Buharî, ıtk 4. Şirket 5; Müslim, ilk 1, eymân 47-49; Tirmizî, ahkâm 14; İbn Mace, ilk 7: Ahmet! b. Hanbel, II. 15,77. 116, 142, 156.
3943- İbn Ömer (radıyallahü anh)'dan (bir de bir önceki hadisin) manayı (rivâyet olundu. Ancak bu rivâyetin ravilerinden olan Eyyûb) dedi ki: Nafı' (bu hadisi rivâyet ederken, Yoksa köleden) azadlanan kısım azad edilmiş olur" sözünü bazan söyledi, bazan da söylemedi.
3944- Şu (bir önceki) hadis İbn Ömer (radıyallahü anh)'dan (rivâyet olunmuştur. Şu farkla ki, bu rivâyette) Eyyûb (şöyle) demiştir: (Ancak bir önceki hadiste geçen) " Yoksa köleden sadece azadlanan kısım azad edilmiş olur" sözünün (gerçekten) hadisten mi yahutta Nafi'nin söylediği (kedine ait) bir sözmü olduğunu bilmiyorum.
Buharî, ilk 4; Müslim. ıtk 1, eymân 47-49; Tirmizî, ahkâm 14; İbn Mâce. ilk 7; Ahmed b. Hanbel, II. 15, 77, 116.143, 156.
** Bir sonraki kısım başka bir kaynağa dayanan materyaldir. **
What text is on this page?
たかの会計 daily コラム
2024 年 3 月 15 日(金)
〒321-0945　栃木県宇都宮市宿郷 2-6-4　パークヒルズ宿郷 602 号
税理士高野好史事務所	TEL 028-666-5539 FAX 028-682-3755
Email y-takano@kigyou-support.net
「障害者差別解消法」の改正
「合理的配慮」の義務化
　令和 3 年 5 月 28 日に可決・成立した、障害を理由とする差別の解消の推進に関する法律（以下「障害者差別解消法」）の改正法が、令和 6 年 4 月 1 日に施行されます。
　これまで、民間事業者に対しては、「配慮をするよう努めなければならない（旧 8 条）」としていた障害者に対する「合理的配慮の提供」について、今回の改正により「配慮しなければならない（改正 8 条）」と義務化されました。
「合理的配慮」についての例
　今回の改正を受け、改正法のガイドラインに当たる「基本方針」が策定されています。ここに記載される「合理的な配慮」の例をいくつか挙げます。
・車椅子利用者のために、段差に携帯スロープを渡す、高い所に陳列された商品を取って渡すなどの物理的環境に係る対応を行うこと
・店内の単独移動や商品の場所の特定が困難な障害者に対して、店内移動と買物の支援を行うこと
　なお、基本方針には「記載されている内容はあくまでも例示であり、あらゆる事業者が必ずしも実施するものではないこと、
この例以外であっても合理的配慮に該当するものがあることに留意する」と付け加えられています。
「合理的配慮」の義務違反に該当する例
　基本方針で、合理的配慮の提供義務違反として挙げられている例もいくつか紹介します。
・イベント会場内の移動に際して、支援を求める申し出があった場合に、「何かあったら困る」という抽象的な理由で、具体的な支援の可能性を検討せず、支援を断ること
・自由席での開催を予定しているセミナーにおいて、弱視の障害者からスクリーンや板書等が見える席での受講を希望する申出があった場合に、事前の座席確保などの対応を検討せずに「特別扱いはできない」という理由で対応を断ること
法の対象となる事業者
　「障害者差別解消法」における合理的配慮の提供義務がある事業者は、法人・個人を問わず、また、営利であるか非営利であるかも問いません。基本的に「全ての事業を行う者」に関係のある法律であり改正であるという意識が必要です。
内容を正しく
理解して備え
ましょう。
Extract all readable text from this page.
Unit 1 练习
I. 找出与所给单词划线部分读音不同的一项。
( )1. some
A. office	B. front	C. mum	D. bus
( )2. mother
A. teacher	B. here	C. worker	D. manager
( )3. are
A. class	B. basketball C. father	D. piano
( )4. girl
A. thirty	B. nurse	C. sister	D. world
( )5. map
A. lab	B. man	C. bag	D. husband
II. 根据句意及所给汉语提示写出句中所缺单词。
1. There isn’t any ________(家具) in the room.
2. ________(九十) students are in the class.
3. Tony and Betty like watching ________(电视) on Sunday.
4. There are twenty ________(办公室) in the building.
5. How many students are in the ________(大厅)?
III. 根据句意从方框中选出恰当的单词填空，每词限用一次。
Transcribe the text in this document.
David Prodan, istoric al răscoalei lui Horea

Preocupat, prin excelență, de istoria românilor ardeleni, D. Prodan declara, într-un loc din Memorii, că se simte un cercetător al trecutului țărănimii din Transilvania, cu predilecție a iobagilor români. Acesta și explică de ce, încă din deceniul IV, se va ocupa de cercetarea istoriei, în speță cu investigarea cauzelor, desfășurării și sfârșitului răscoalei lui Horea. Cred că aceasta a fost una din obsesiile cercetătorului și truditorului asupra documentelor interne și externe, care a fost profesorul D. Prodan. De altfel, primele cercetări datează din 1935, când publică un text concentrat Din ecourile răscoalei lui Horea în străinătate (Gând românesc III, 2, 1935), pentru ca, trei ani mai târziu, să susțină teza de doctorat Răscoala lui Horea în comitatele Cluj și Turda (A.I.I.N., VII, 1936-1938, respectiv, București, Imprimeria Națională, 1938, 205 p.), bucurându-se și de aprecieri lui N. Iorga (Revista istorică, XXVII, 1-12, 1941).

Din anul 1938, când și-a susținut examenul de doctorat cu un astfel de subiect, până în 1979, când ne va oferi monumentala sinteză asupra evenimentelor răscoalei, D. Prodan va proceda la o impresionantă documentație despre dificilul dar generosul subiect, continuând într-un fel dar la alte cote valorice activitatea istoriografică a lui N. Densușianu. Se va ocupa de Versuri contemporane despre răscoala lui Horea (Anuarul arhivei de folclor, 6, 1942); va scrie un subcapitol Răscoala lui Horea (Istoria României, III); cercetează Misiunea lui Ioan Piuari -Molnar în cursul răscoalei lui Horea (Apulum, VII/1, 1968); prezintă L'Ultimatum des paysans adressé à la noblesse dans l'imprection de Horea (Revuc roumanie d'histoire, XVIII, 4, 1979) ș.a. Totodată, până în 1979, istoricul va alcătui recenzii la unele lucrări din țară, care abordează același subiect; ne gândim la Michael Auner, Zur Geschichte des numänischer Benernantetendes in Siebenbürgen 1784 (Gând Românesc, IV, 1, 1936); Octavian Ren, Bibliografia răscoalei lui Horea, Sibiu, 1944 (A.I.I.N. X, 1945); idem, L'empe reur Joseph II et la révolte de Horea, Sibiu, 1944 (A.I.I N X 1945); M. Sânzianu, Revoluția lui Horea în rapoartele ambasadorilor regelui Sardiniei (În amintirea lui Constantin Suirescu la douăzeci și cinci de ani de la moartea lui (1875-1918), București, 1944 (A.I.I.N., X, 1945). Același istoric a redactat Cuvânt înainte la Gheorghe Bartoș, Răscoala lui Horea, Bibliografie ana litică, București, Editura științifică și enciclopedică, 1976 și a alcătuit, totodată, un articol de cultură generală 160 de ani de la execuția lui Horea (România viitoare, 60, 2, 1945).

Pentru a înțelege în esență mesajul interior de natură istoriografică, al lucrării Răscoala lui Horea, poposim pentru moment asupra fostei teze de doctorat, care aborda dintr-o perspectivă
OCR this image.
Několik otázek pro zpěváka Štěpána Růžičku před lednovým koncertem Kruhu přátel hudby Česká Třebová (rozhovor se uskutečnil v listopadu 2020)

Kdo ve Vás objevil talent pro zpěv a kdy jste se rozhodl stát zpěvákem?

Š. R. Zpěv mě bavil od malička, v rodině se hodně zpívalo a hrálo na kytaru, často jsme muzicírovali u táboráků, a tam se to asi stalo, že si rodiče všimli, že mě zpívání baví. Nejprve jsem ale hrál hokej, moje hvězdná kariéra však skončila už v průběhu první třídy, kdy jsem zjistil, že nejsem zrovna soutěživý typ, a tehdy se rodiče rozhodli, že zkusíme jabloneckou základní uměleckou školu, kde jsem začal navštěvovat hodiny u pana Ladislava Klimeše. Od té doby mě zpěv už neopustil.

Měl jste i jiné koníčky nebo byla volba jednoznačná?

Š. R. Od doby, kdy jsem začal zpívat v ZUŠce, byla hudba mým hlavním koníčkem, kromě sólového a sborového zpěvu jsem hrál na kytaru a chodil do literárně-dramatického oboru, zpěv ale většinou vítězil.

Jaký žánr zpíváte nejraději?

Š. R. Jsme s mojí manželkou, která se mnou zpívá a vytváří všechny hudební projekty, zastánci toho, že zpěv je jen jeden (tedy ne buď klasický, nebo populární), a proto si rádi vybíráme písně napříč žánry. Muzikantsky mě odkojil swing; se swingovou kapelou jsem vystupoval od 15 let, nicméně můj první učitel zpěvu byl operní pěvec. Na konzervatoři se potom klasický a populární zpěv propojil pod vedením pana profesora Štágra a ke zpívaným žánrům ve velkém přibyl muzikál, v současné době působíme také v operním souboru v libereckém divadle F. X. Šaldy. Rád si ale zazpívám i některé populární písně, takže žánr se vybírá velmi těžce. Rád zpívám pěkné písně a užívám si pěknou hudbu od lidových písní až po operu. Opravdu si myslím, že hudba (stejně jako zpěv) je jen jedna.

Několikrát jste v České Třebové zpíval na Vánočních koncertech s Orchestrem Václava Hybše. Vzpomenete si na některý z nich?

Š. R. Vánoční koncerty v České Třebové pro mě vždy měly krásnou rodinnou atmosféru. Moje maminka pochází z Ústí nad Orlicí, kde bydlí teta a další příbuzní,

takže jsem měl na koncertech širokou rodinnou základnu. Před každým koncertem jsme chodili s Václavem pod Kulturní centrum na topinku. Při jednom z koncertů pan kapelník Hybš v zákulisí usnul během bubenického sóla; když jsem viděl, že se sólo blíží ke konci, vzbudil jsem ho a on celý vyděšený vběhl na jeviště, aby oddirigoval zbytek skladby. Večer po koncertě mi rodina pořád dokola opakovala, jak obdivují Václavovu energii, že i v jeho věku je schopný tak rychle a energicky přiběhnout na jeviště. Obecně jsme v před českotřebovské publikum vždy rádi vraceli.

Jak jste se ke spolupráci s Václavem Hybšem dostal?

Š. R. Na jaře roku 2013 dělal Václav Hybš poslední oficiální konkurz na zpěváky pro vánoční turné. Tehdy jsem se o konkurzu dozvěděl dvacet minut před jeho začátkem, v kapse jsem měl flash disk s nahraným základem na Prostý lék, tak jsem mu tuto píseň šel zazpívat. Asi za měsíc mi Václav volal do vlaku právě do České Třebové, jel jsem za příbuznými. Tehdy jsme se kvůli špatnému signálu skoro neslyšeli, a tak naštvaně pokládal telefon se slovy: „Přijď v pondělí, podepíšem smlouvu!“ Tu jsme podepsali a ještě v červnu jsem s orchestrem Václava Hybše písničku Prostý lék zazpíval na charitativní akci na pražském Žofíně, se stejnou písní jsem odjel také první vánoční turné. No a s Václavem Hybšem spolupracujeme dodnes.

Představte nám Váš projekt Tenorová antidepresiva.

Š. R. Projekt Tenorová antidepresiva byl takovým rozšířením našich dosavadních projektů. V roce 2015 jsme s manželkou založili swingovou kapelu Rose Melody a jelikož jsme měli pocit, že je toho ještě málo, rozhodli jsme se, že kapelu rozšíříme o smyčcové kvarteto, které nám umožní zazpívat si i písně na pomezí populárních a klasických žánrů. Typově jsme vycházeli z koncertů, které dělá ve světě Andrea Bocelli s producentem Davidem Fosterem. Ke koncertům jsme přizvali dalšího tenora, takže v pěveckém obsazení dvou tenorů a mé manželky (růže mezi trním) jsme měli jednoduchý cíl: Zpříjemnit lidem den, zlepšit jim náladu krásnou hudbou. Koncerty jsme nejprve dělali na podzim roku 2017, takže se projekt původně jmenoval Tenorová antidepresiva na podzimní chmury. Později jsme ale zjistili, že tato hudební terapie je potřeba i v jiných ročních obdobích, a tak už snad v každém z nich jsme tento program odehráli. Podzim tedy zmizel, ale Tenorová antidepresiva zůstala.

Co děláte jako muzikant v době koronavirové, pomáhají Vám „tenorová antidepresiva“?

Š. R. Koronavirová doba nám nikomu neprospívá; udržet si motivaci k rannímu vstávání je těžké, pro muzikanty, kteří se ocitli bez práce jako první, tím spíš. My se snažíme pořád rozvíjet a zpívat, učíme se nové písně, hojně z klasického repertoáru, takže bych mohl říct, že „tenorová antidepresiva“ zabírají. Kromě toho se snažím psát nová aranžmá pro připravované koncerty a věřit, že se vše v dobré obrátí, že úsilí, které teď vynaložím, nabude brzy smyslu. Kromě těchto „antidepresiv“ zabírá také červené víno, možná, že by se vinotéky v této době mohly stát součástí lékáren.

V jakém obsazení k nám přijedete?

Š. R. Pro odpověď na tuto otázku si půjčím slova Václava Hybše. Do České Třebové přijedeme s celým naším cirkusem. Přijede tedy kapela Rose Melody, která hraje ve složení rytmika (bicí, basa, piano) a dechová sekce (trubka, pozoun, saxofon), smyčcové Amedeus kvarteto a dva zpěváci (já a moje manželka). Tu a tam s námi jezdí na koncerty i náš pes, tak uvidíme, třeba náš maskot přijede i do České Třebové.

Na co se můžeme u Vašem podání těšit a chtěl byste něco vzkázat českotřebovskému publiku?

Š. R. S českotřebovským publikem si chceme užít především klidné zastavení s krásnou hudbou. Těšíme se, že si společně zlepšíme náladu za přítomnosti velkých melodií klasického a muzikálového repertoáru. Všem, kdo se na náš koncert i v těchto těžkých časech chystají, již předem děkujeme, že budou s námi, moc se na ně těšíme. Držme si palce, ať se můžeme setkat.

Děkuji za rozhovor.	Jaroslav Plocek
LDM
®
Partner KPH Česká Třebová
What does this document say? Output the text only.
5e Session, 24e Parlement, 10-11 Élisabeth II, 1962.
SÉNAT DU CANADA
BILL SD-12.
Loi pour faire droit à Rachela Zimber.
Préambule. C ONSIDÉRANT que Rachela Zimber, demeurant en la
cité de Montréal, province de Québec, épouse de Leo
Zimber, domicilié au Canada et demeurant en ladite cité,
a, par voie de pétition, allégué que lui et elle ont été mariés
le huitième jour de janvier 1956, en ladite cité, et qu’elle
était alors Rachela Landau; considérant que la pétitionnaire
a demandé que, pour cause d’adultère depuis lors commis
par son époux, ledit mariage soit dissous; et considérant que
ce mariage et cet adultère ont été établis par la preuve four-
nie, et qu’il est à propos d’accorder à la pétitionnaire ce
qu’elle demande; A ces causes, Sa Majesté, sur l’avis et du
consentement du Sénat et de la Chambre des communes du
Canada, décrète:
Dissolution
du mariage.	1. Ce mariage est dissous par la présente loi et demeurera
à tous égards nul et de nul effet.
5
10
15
3945- İbn Ömer'den rivâyet olunduğuna göre;; Resûlüllah (sallallahü aleyhi ve sellem) şöyle buyurmuştur:
" Her kim kölesi üzerinde bulunan hissesini azad ederse, eğer (kölenin kalan kısmının) bedeline yetecek kadar malı varsa (bu malıda ortaklarına vermek suretiyle kölenin) tümünü azad etmek de ona düşer. (Eğer kendisinde buna yetecek kadar) mal yoksa (köleden sadece onun) hissesi (kadarı) azad olur. (Ortaklarının hissesi yine köle olarak kalır.)"
Buharî, ilk 4.17: Müslim. eyman 48; Ahmed b. Hanbel, II. 53, 142.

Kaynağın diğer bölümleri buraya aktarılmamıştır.